Respecto al resurgimiento de las tendencias reaccionarias, definimos cinco elementos que estructuran el fenómeno. En ese sentido, hemos asumido que el desarrollo de estas están en íntima concordancia con las crisis de carácter hegemónico que padece el capitalismo las cuales atentan contra su existencia. Un segundo aspecto es el la defensa irrestricta de los postulados centrales de la conformación capitalista que eventualmente puede pasar desde estás posiciones de protección del modelo a otras que son francamente contradictorias con su cuidado. El tercer aspecto guarda vinculación con la revitalización del anticomunismo entre las perspectivas post fascistas toda vez que se presenta como agente movilizador identitario aglutinante en los marcos de una ofensiva contrarrevolucionaria. La cuarta característica es la relación de continuidad que existe entre el reformismo y la ultraderecha, toda vez que en los proyectos políticos de ambas tendencias se evidencia la ausencia de ruptura con los pilares constitutivos de la sociedad capitalista, en esa contradicción se incuba el lazo continuador entre estas disímiles expresiones políticas. El último elemento es el potencial carácter de masas que presenta la ultraderecha y el espacio del uso público en circunstancias de ofensiva donde los sectores sociales donde se basifica se presentan como arietes contra sus enemigos (establishment, la izquierda, determinado poder del Estado, etc).

En las últimas semanas hemos asistido en posición privilegiada al espectáculo que nos brinda la decadencia civilizatoria capitalista, en este caso ya no en Ucrania sino que en Medio Oriente, particularmente frente al genocidio contra el pueblo Palestino. La tendencia a la guerra es una expresión evidente de un momento de crisis aguda y el sionismo la expresión más nítida de la descomposición de la sociedad Capitalista.
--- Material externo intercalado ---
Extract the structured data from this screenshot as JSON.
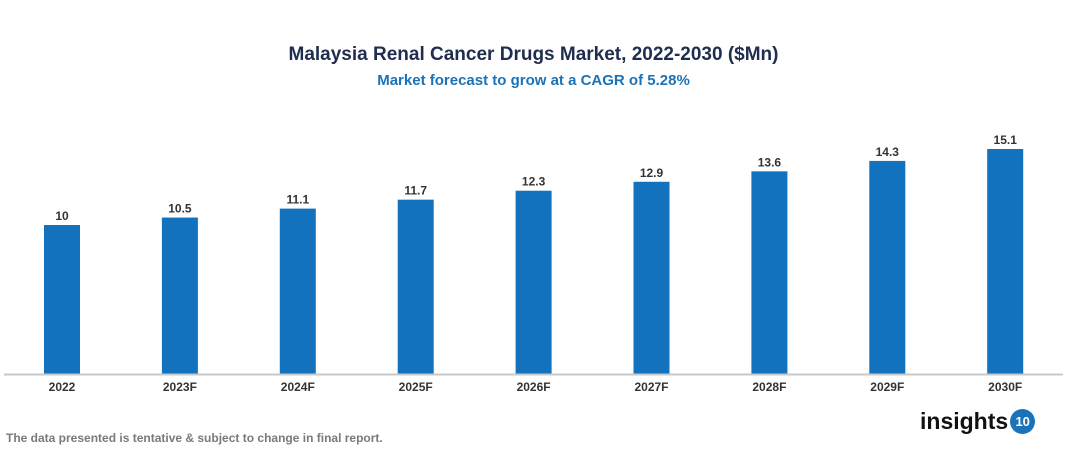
{
  "chart_data": {
    "type": "bar",
    "title": "Malaysia Renal Cancer Drugs Market, 2022-2030 ($Mn)",
    "subtitle": "Market forecast to grow at a CAGR of 5.28%",
    "categories": [
      "2022",
      "2023F",
      "2024F",
      "2025F",
      "2026F",
      "2027F",
      "2028F",
      "2029F",
      "2030F"
    ],
    "values": [
      10,
      10.5,
      11.1,
      11.7,
      12.3,
      12.9,
      13.6,
      14.3,
      15.1
    ],
    "value_labels": [
      "10",
      "10.5",
      "11.1",
      "11.7",
      "12.3",
      "12.9",
      "13.6",
      "14.3",
      "15.1"
    ],
    "xlabel": "",
    "ylabel": "",
    "ylim": [
      0,
      15.1
    ],
    "grid": false,
    "bar_color": "#1272bd"
  },
  "footer": {
    "note": "The data presented is tentative & subject to change in final report.",
    "logo_text": "insights",
    "logo_badge": "10"
  }
}
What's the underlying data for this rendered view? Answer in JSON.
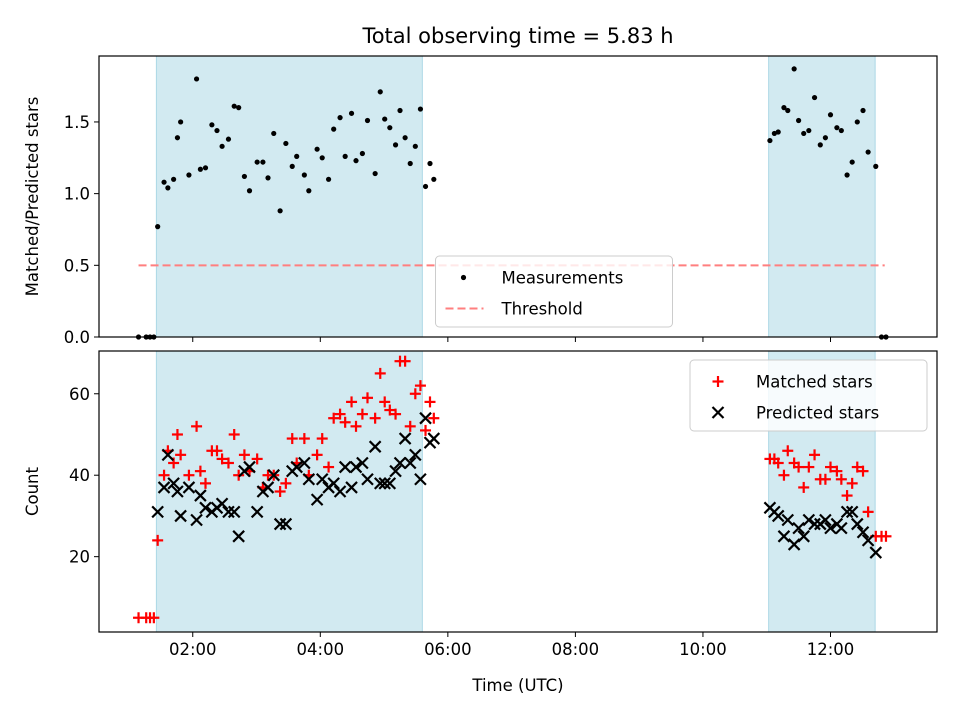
{
  "chart_data": {
    "title": "Total observing time = 5.83 h",
    "xlabel": "Time (UTC)",
    "x_unit": "hours UTC",
    "xlim": [
      0.53,
      13.67
    ],
    "x_ticks": [
      {
        "value": 2,
        "label": "02:00"
      },
      {
        "value": 4,
        "label": "04:00"
      },
      {
        "value": 6,
        "label": "06:00"
      },
      {
        "value": 8,
        "label": "08:00"
      },
      {
        "value": 10,
        "label": "10:00"
      },
      {
        "value": 12,
        "label": "12:00"
      }
    ],
    "shaded_intervals": [
      {
        "start": 1.43,
        "end": 5.6
      },
      {
        "start": 11.03,
        "end": 12.7
      }
    ],
    "shade_color": "#add8e6",
    "panels": [
      {
        "type": "scatter",
        "ylabel": "Matched/Predicted stars",
        "ylim": [
          0,
          1.96
        ],
        "yticks": [
          "0.0",
          "0.5",
          "1.0",
          "1.5"
        ],
        "ytick_values": [
          0,
          0.5,
          1.0,
          1.5
        ],
        "legend_position": "lower-center",
        "threshold": {
          "name": "Threshold",
          "value": 0.5,
          "x_range": [
            1.15,
            12.85
          ],
          "color": "#ff7f7f"
        },
        "series": [
          {
            "name": "Measurements",
            "marker": "dot",
            "color": "#000000",
            "points": [
              [
                1.15,
                0.0
              ],
              [
                1.27,
                0.0
              ],
              [
                1.33,
                0.0
              ],
              [
                1.39,
                0.0
              ],
              [
                1.45,
                0.77
              ],
              [
                1.55,
                1.08
              ],
              [
                1.61,
                1.04
              ],
              [
                1.7,
                1.1
              ],
              [
                1.76,
                1.39
              ],
              [
                1.81,
                1.5
              ],
              [
                1.94,
                1.13
              ],
              [
                2.06,
                1.8
              ],
              [
                2.12,
                1.17
              ],
              [
                2.2,
                1.18
              ],
              [
                2.3,
                1.48
              ],
              [
                2.38,
                1.44
              ],
              [
                2.46,
                1.33
              ],
              [
                2.56,
                1.38
              ],
              [
                2.65,
                1.61
              ],
              [
                2.72,
                1.6
              ],
              [
                2.81,
                1.12
              ],
              [
                2.89,
                1.02
              ],
              [
                3.01,
                1.22
              ],
              [
                3.1,
                1.22
              ],
              [
                3.18,
                1.11
              ],
              [
                3.27,
                1.42
              ],
              [
                3.37,
                0.88
              ],
              [
                3.46,
                1.35
              ],
              [
                3.56,
                1.19
              ],
              [
                3.63,
                1.26
              ],
              [
                3.75,
                1.13
              ],
              [
                3.82,
                1.02
              ],
              [
                3.95,
                1.31
              ],
              [
                4.03,
                1.25
              ],
              [
                4.13,
                1.1
              ],
              [
                4.21,
                1.45
              ],
              [
                4.31,
                1.53
              ],
              [
                4.39,
                1.26
              ],
              [
                4.49,
                1.56
              ],
              [
                4.56,
                1.23
              ],
              [
                4.66,
                1.28
              ],
              [
                4.74,
                1.51
              ],
              [
                4.86,
                1.14
              ],
              [
                4.94,
                1.71
              ],
              [
                5.01,
                1.52
              ],
              [
                5.09,
                1.46
              ],
              [
                5.18,
                1.34
              ],
              [
                5.25,
                1.58
              ],
              [
                5.33,
                1.39
              ],
              [
                5.41,
                1.21
              ],
              [
                5.49,
                1.33
              ],
              [
                5.57,
                1.59
              ],
              [
                5.65,
                1.05
              ],
              [
                5.72,
                1.21
              ],
              [
                5.78,
                1.1
              ],
              [
                11.05,
                1.37
              ],
              [
                11.12,
                1.42
              ],
              [
                11.18,
                1.43
              ],
              [
                11.27,
                1.6
              ],
              [
                11.33,
                1.58
              ],
              [
                11.43,
                1.87
              ],
              [
                11.5,
                1.51
              ],
              [
                11.58,
                1.42
              ],
              [
                11.66,
                1.44
              ],
              [
                11.75,
                1.67
              ],
              [
                11.84,
                1.34
              ],
              [
                11.92,
                1.39
              ],
              [
                12.0,
                1.55
              ],
              [
                12.1,
                1.46
              ],
              [
                12.17,
                1.44
              ],
              [
                12.26,
                1.13
              ],
              [
                12.34,
                1.22
              ],
              [
                12.42,
                1.5
              ],
              [
                12.51,
                1.58
              ],
              [
                12.59,
                1.29
              ],
              [
                12.71,
                1.19
              ],
              [
                12.8,
                0.0
              ],
              [
                12.87,
                0.0
              ]
            ]
          }
        ]
      },
      {
        "type": "scatter",
        "ylabel": "Count",
        "ylim": [
          1.5,
          70.5
        ],
        "yticks": [
          "20",
          "40",
          "60"
        ],
        "ytick_values": [
          20,
          40,
          60
        ],
        "legend_position": "upper-right",
        "series": [
          {
            "name": "Matched stars",
            "marker": "plus",
            "color": "#ff0000",
            "points": [
              [
                1.15,
                5
              ],
              [
                1.27,
                5
              ],
              [
                1.33,
                5
              ],
              [
                1.39,
                5
              ],
              [
                1.45,
                24
              ],
              [
                1.55,
                40
              ],
              [
                1.61,
                46
              ],
              [
                1.7,
                43
              ],
              [
                1.76,
                50
              ],
              [
                1.81,
                45
              ],
              [
                1.94,
                40
              ],
              [
                2.06,
                52
              ],
              [
                2.12,
                41
              ],
              [
                2.2,
                38
              ],
              [
                2.3,
                46
              ],
              [
                2.38,
                46
              ],
              [
                2.46,
                44
              ],
              [
                2.56,
                43
              ],
              [
                2.65,
                50
              ],
              [
                2.72,
                40
              ],
              [
                2.81,
                45
              ],
              [
                2.89,
                41
              ],
              [
                3.01,
                44
              ],
              [
                3.1,
                37
              ],
              [
                3.18,
                40
              ],
              [
                3.27,
                40
              ],
              [
                3.37,
                36
              ],
              [
                3.46,
                38
              ],
              [
                3.56,
                49
              ],
              [
                3.63,
                43
              ],
              [
                3.75,
                49
              ],
              [
                3.82,
                40
              ],
              [
                3.95,
                45
              ],
              [
                4.03,
                49
              ],
              [
                4.13,
                42
              ],
              [
                4.21,
                54
              ],
              [
                4.31,
                55
              ],
              [
                4.39,
                53
              ],
              [
                4.49,
                58
              ],
              [
                4.56,
                52
              ],
              [
                4.66,
                55
              ],
              [
                4.74,
                59
              ],
              [
                4.86,
                54
              ],
              [
                4.94,
                65
              ],
              [
                5.01,
                58
              ],
              [
                5.09,
                56
              ],
              [
                5.18,
                55
              ],
              [
                5.25,
                68
              ],
              [
                5.33,
                68
              ],
              [
                5.41,
                52
              ],
              [
                5.49,
                60
              ],
              [
                5.57,
                62
              ],
              [
                5.65,
                51
              ],
              [
                5.72,
                58
              ],
              [
                5.78,
                54
              ],
              [
                11.05,
                44
              ],
              [
                11.12,
                44
              ],
              [
                11.18,
                43
              ],
              [
                11.27,
                40
              ],
              [
                11.33,
                46
              ],
              [
                11.43,
                43
              ],
              [
                11.5,
                42
              ],
              [
                11.58,
                37
              ],
              [
                11.66,
                42
              ],
              [
                11.75,
                45
              ],
              [
                11.84,
                39
              ],
              [
                11.92,
                39
              ],
              [
                12.0,
                42
              ],
              [
                12.1,
                41
              ],
              [
                12.17,
                39
              ],
              [
                12.26,
                35
              ],
              [
                12.34,
                38
              ],
              [
                12.42,
                42
              ],
              [
                12.51,
                41
              ],
              [
                12.59,
                31
              ],
              [
                12.71,
                25
              ],
              [
                12.8,
                25
              ],
              [
                12.87,
                25
              ]
            ]
          },
          {
            "name": "Predicted stars",
            "marker": "x",
            "color": "#000000",
            "points": [
              [
                1.45,
                31
              ],
              [
                1.55,
                37
              ],
              [
                1.61,
                45
              ],
              [
                1.7,
                38
              ],
              [
                1.76,
                36
              ],
              [
                1.81,
                30
              ],
              [
                1.94,
                37
              ],
              [
                2.06,
                29
              ],
              [
                2.12,
                35
              ],
              [
                2.2,
                32
              ],
              [
                2.3,
                31
              ],
              [
                2.38,
                32
              ],
              [
                2.46,
                33
              ],
              [
                2.56,
                31
              ],
              [
                2.65,
                31
              ],
              [
                2.72,
                25
              ],
              [
                2.81,
                41
              ],
              [
                2.89,
                42
              ],
              [
                3.01,
                31
              ],
              [
                3.1,
                36
              ],
              [
                3.18,
                37
              ],
              [
                3.27,
                40
              ],
              [
                3.37,
                28
              ],
              [
                3.46,
                28
              ],
              [
                3.56,
                41
              ],
              [
                3.63,
                42
              ],
              [
                3.75,
                43
              ],
              [
                3.82,
                39
              ],
              [
                3.95,
                34
              ],
              [
                4.03,
                39
              ],
              [
                4.13,
                37
              ],
              [
                4.21,
                38
              ],
              [
                4.31,
                36
              ],
              [
                4.39,
                42
              ],
              [
                4.49,
                37
              ],
              [
                4.56,
                42
              ],
              [
                4.66,
                43
              ],
              [
                4.74,
                39
              ],
              [
                4.86,
                47
              ],
              [
                4.94,
                38
              ],
              [
                5.01,
                38
              ],
              [
                5.09,
                38
              ],
              [
                5.18,
                41
              ],
              [
                5.25,
                43
              ],
              [
                5.33,
                49
              ],
              [
                5.41,
                43
              ],
              [
                5.49,
                45
              ],
              [
                5.57,
                39
              ],
              [
                5.65,
                54
              ],
              [
                5.72,
                48
              ],
              [
                5.78,
                49
              ],
              [
                11.05,
                32
              ],
              [
                11.12,
                31
              ],
              [
                11.18,
                30
              ],
              [
                11.27,
                25
              ],
              [
                11.33,
                29
              ],
              [
                11.43,
                23
              ],
              [
                11.5,
                27
              ],
              [
                11.58,
                25
              ],
              [
                11.66,
                29
              ],
              [
                11.75,
                28
              ],
              [
                11.84,
                28
              ],
              [
                11.92,
                29
              ],
              [
                12.0,
                27
              ],
              [
                12.1,
                28
              ],
              [
                12.17,
                27
              ],
              [
                12.26,
                31
              ],
              [
                12.34,
                31
              ],
              [
                12.42,
                28
              ],
              [
                12.51,
                26
              ],
              [
                12.59,
                24
              ],
              [
                12.71,
                21
              ]
            ]
          }
        ]
      }
    ]
  }
}
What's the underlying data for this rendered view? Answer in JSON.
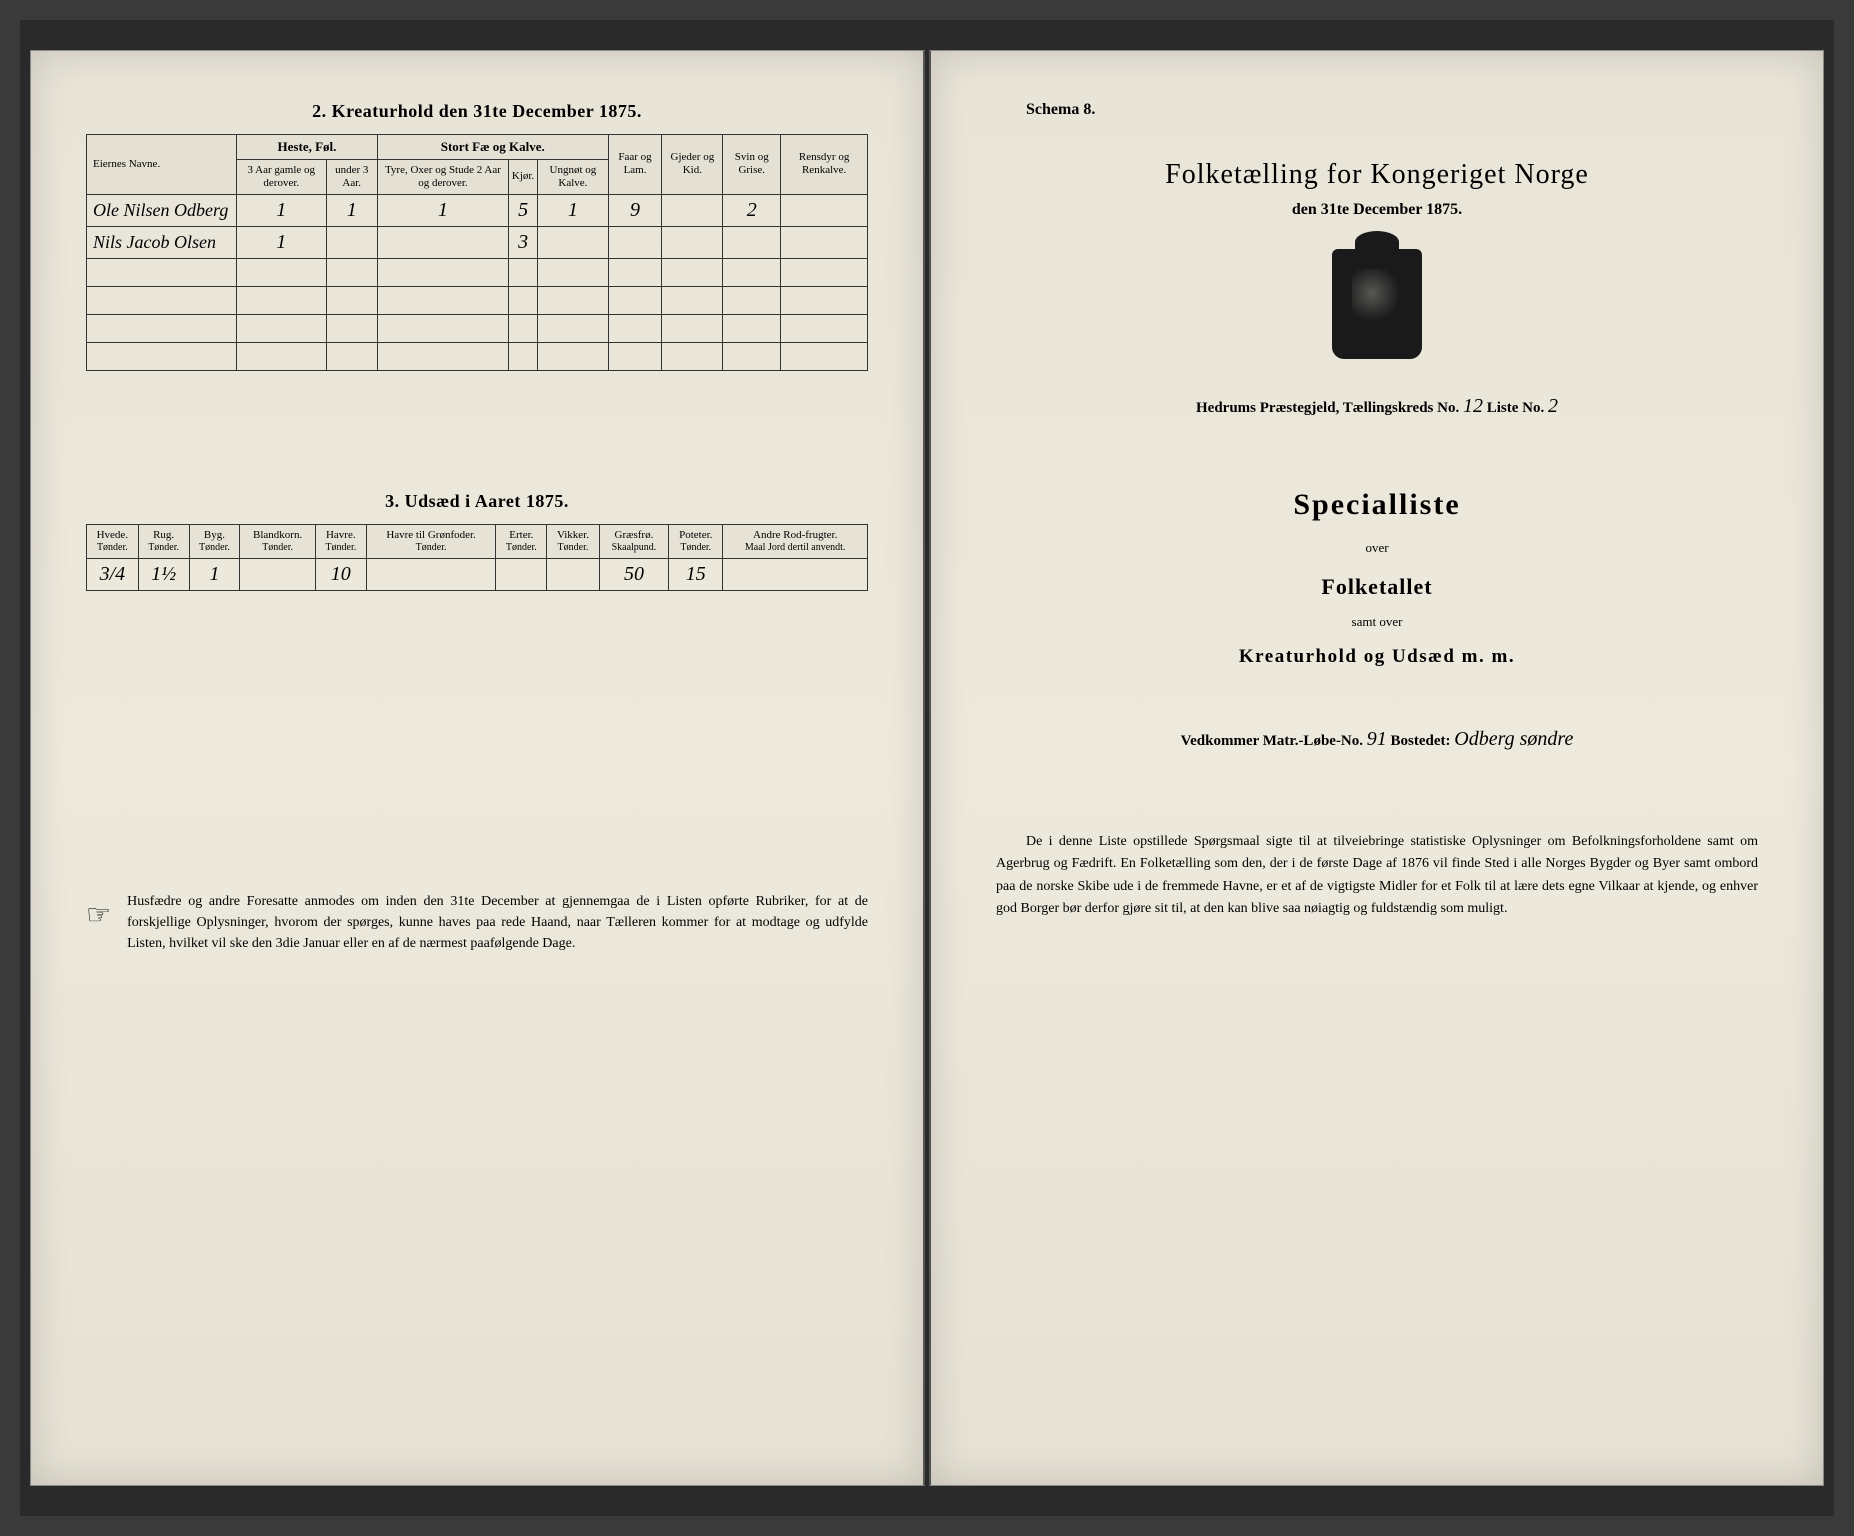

En el lapso de estas semanas hemos presenciado como con el codo se borró lo que la mano de la sociedad en crisis escribió durante el siglo pasado en medio de anteriores crisis, los acuerdos tomados para la guerra y la paz, los términos de los conflictos o mejor dicho los límites “éticos” de estos son arrojados al cuarto oscuro del olvido.

Finalmente, la expresión más reciente del fenómeno que hemos venido desarrollando en este documento se sitúa al otro lado de los Andes. Milei, electo presidente de Argentina ha encarnado las tendencias que aquí hemos desarrollado, más allá de los resultados electorales, el fenómeno de Milei como particularidad se seguirá desarrollando y seguirá en medio de la crisis atacando con su propuesta “superadora” a la bancarrota de la izquierda progresista, mientras a nivel global la ola reaccionaria seguirá su curso, se cumple la sentencia planteada por Trotsky, es decir el fascismo como continuidad de la socialdemocracia. ¿Logrará ser resuelta la crisis? ¿Surgirán más levantamientos populares en el mundo? En medio de estos días oscuros para la humanidad, es un deber histórico plantearnos la superación del progresismo, sacudirnos definitivamente de la derrota y levantar una alternativa de nuevo orden social a la crisis civilizatoria en ciernes.